Investors looking for specific assets such as houses, apartments, villas, Châteaus, gold, silver, artwork etc. can purchase shares for cash. For investors, the benefits are clear: full ownership retention, with access to liquid capital from the shareholders.
On Wednesday, 26 July, LAToken announced its token sale. The Crowdsale begins on Monday, August 27 and ends on Friday, September 29. The ecosystem development phase of the operation begins in October 2017. This is a ground-breaking project, with far-reaching implications.
The management team and expert consultants behind the project are spearheaded by the work of founder and CEO Valentin Preobrazhensky. Other high-ranking officials involved in the project include HSBC heavyweight, Anish Mohamed, and the chairman of Blockchain Lab, Ismail Malik.
How Does This Work in Real Terms?
A classic case of digital share ownership could be a gold mine worth $50 million, and investors wanting to invest a percentage of their portfolio in the mining operation. Since the investors cannot physically take ownership of the gold mine in their homes, they simply purchase fractional pieces of the mine, or trade them accordingly.
Blockchain technology serves as the medium by which these fractional ownerships are possible. The digital option is far superior to the complex interactions between buyers, sellers and facilitators in the real world.

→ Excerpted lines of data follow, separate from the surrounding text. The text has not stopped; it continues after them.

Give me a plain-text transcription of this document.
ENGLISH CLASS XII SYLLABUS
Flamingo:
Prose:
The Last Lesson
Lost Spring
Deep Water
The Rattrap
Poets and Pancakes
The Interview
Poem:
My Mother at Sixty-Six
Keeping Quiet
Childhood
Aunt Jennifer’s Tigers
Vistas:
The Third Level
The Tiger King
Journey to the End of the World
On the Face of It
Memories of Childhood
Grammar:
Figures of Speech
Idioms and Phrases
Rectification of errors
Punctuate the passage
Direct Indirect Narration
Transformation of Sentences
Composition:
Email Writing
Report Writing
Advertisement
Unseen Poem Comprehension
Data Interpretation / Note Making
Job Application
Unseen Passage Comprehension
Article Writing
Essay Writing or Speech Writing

Improved accuracy, speed, reliability and protection against fraud are guaranteed. It is possible to tokenize a wide range of securitized assets. Some of these assets are fungible assets – those that can be replaced by identical items of the same sort (water, corn, oil etc.) others are intangible assets such as brand names, copyrights and patents.

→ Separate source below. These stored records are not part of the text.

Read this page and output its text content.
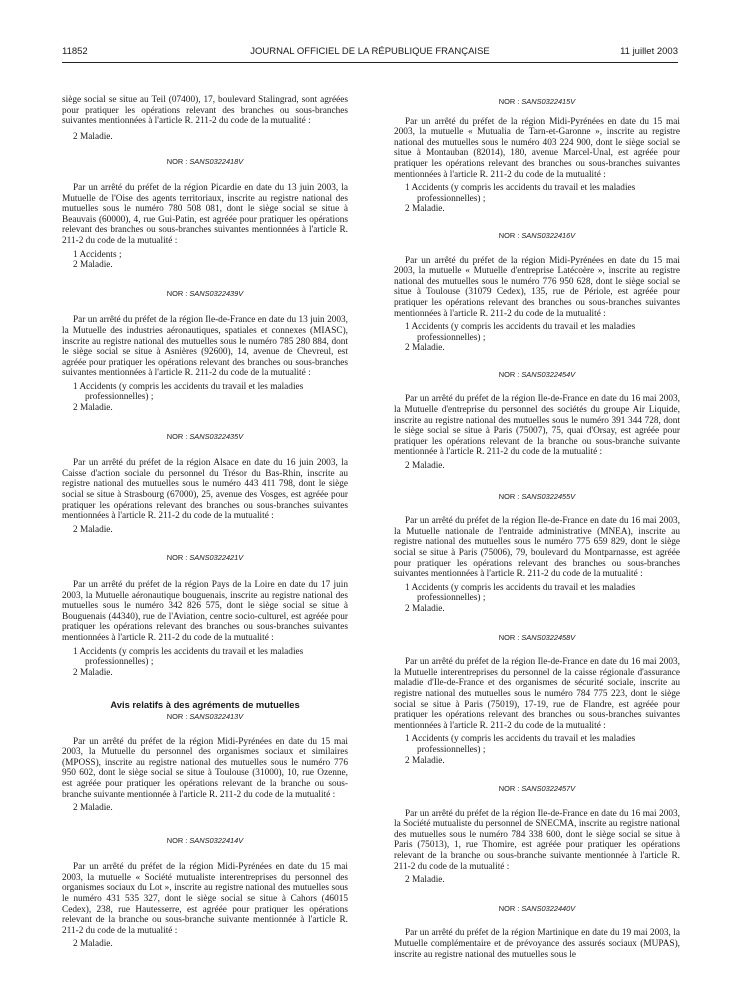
11852	JOURNAL OFFICIEL DE LA RÉPUBLIQUE FRANÇAISE	11 juillet 2003

siège social se situe au Teil (07400), 17, boulevard Stalingrad, sont agréées pour pratiquer les opérations relevant des branches ou sous-branches suivantes mentionnées à l'article R. 211-2 du code de la mutualité :

2 Maladie.

NOR : SANS0322418V

Par un arrêté du préfet de la région Picardie en date du 13 juin 2003, la Mutuelle de l'Oise des agents territoriaux, inscrite au registre national des mutuelles sous le numéro 780 508 081, dont le siège social se situe à Beauvais (60000), 4, rue Gui-Patin, est agréée pour pratiquer les opérations relevant des branches ou sous-branches suivantes mentionnées à l'article R. 211-2 du code de la mutualité :

1 Accidents ;

2 Maladie.

NOR : SANS0322439V

Par un arrêté du préfet de la région Ile-de-France en date du 13 juin 2003, la Mutuelle des industries aéronautiques, spatiales et connexes (MIASC), inscrite au registre national des mutuelles sous le numéro 785 280 884, dont le siège social se situe à Asnières (92600), 14, avenue de Chevreul, est agréée pour pratiquer les opérations relevant des branches ou sous-branches suivantes mentionnées à l'article R. 211-2 du code de la mutualité :

1 Accidents (y compris les accidents du travail et les maladies professionnelles) ;

2 Maladie.

NOR : SANS0322435V

Par un arrêté du préfet de la région Alsace en date du 16 juin 2003, la Caisse d'action sociale du personnel du Trésor du Bas-Rhin, inscrite au registre national des mutuelles sous le numéro 443 411 798, dont le siège social se situe à Strasbourg (67000), 25, avenue des Vosges, est agréée pour pratiquer les opérations relevant des branches ou sous-branches suivantes mentionnées à l'article R. 211-2 du code de la mutualité :

2 Maladie.

NOR : SANS0322421V

Par un arrêté du préfet de la région Pays de la Loire en date du 17 juin 2003, la Mutuelle aéronautique bouguenais, inscrite au registre national des mutuelles sous le numéro 342 826 575, dont le siège social se situe à Bouguenais (44340), rue de l'Aviation, centre socio-culturel, est agréée pour pratiquer les opérations relevant des branches ou sous-branches suivantes mentionnées à l'article R. 211-2 du code de la mutualité :

1 Accidents (y compris les accidents du travail et les maladies professionnelles) ;

2 Maladie.

Avis relatifs à des agréments de mutuelles

NOR : SANS0322413V

Par un arrêté du préfet de la région Midi-Pyrénées en date du 15 mai 2003, la Mutuelle du personnel des organismes sociaux et similaires (MPOSS), inscrite au registre national des mutuelles sous le numéro 776 950 602, dont le siège social se situe à Toulouse (31000), 10, rue Ozenne, est agréée pour pratiquer les opérations relevant de la branche ou sous-branche suivante mentionnée à l'article R. 211-2 du code de la mutualité :

2 Maladie.

NOR : SANS0322414V

Par un arrêté du préfet de la région Midi-Pyrénées en date du 15 mai 2003, la mutuelle « Société mutualiste interentreprises du personnel des organismes sociaux du Lot », inscrite au registre national des mutuelles sous le numéro 431 535 327, dont le siège social se situe à Cahors (46015 Cedex), 238, rue Hautesserre, est agréée pour pratiquer les opérations relevant de la branche ou sous-branche suivante mentionnée à l'article R. 211-2 du code de la mutualité :

2 Maladie.

NOR : SANS0322415V

Par un arrêté du préfet de la région Midi-Pyrénées en date du 15 mai 2003, la mutuelle « Mutualia de Tarn-et-Garonne », inscrite au registre national des mutuelles sous le numéro 403 224 900, dont le siège social se situe à Montauban (82014), 180, avenue Marcel-Unal, est agréée pour pratiquer les opérations relevant des branches ou sous-branches suivantes mentionnées à l'article R. 211-2 du code de la mutualité :

1 Accidents (y compris les accidents du travail et les maladies professionnelles) ;

2 Maladie.

NOR : SANS0322416V

Par un arrêté du préfet de la région Midi-Pyrénées en date du 15 mai 2003, la mutuelle « Mutuelle d'entreprise Latécoère », inscrite au registre national des mutuelles sous le numéro 776 950 628, dont le siège social se situe à Toulouse (31079 Cedex), 135, rue de Périole, est agréée pour pratiquer les opérations relevant des branches ou sous-branches suivantes mentionnées à l'article R. 211-2 du code de la mutualité :

1 Accidents (y compris les accidents du travail et les maladies professionnelles) ;

2 Maladie.

NOR : SANS0322454V

Par un arrêté du préfet de la région Ile-de-France en date du 16 mai 2003, la Mutuelle d'entreprise du personnel des sociétés du groupe Air Liquide, inscrite au registre national des mutuelles sous le numéro 391 344 728, dont le siège social se situe à Paris (75007), 75, quai d'Orsay, est agréée pour pratiquer les opérations relevant de la branche ou sous-branche suivante mentionnée à l'article R. 211-2 du code de la mutualité :

2 Maladie.

NOR : SANS0322455V

Par un arrêté du préfet de la région Ile-de-France en date du 16 mai 2003, la Mutuelle nationale de l'entraide administrative (MNEA), inscrite au registre national des mutuelles sous le numéro 775 659 829, dont le siège social se situe à Paris (75006), 79, boulevard du Montparnasse, est agréée pour pratiquer les opérations relevant des branches ou sous-branches suivantes mentionnées à l'article R. 211-2 du code de la mutualité :

1 Accidents (y compris les accidents du travail et les maladies professionnelles) ;

2 Maladie.

NOR : SANS0322458V

Par un arrêté du préfet de la région Ile-de-France en date du 16 mai 2003, la Mutuelle interentreprises du personnel de la caisse régionale d'assurance maladie d'Ile-de-France et des organismes de sécurité sociale, inscrite au registre national des mutuelles sous le numéro 784 775 223, dont le siège social se situe à Paris (75019), 17-19, rue de Flandre, est agréée pour pratiquer les opérations relevant des branches ou sous-branches suivantes mentionnées à l'article R. 211-2 du code de la mutualité :

1 Accidents (y compris les accidents du travail et les maladies professionnelles) ;

2 Maladie.

NOR : SANS0322457V

Par un arrêté du préfet de la région Ile-de-France en date du 16 mai 2003, la Société mutualiste du personnel de SNECMA, inscrite au registre national des mutuelles sous le numéro 784 338 600, dont le siège social se situe à Paris (75013), 1, rue Thomire, est agréée pour pratiquer les opérations relevant de la branche ou sous-branche suivante mentionnée à l'article R. 211-2 du code de la mutualité :

2 Maladie.

NOR : SANS0322440V

Par un arrêté du préfet de la région Martinique en date du 19 mai 2003, la Mutuelle complémentaire et de prévoyance des assurés sociaux (MUPAS), inscrite au registre national des mutuelles sous le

If an asset is not fungible, additional abstraction options will be required in order to tokenize that asset for investors. Since fungible assets can be exchanged for one another, it is possible to standardize the buying and selling paradigm for this asset class.
With LAToken, these options are entirely possible. Among others, the company enables individuals to make their illiquid assets liquid by selling shares of them to the public. Homeowners will be able to access cash without having to pay interest on the money.
Additionally, this is creating a new paradigm – a shared economy where fractionized ownership through innovative blockchain technology is possible. LATs marketplace divides illiquid assets into multiple tradable fractions which can then be sold in the marketplace.
Can You Transfer Ownership of Tokenized Assets?
There are various forms of ownership and transfer inherent in different types of tokenized assets. Sometimes these depend on the specific country, territory or jurisdiction in question. Intangible assets can be enjoyed by many, without losing ownership rights. Examples include licensing agreements for operators, individuals or corporations, while ownership of the material remains with the founder/company.
There are also many legal models including redemption, trading systems, smart contracts and others. It is best to consult with professional traders and investors vis-à-vis tokenization and transfer of ownership. Presently, not all the movable assets or physical assets can be switched over to the blockchain model. There are legal requirements that need to be met, and lending rules may act as a hindrance to this innovative new technology.
It is a challenging paradigm, but certainly not a dilemma that cannot be overcome. LAToken is taking bold steps in this direction. The technology has rapidly evolved, thanks to the peer to peer, open source blockchain technology that allows for complete safety and security, relative anonymity and lower costs. A change in the legal framework may be required to facilitate this breaking technology, to help investors shore up their portfolios with a new asset class.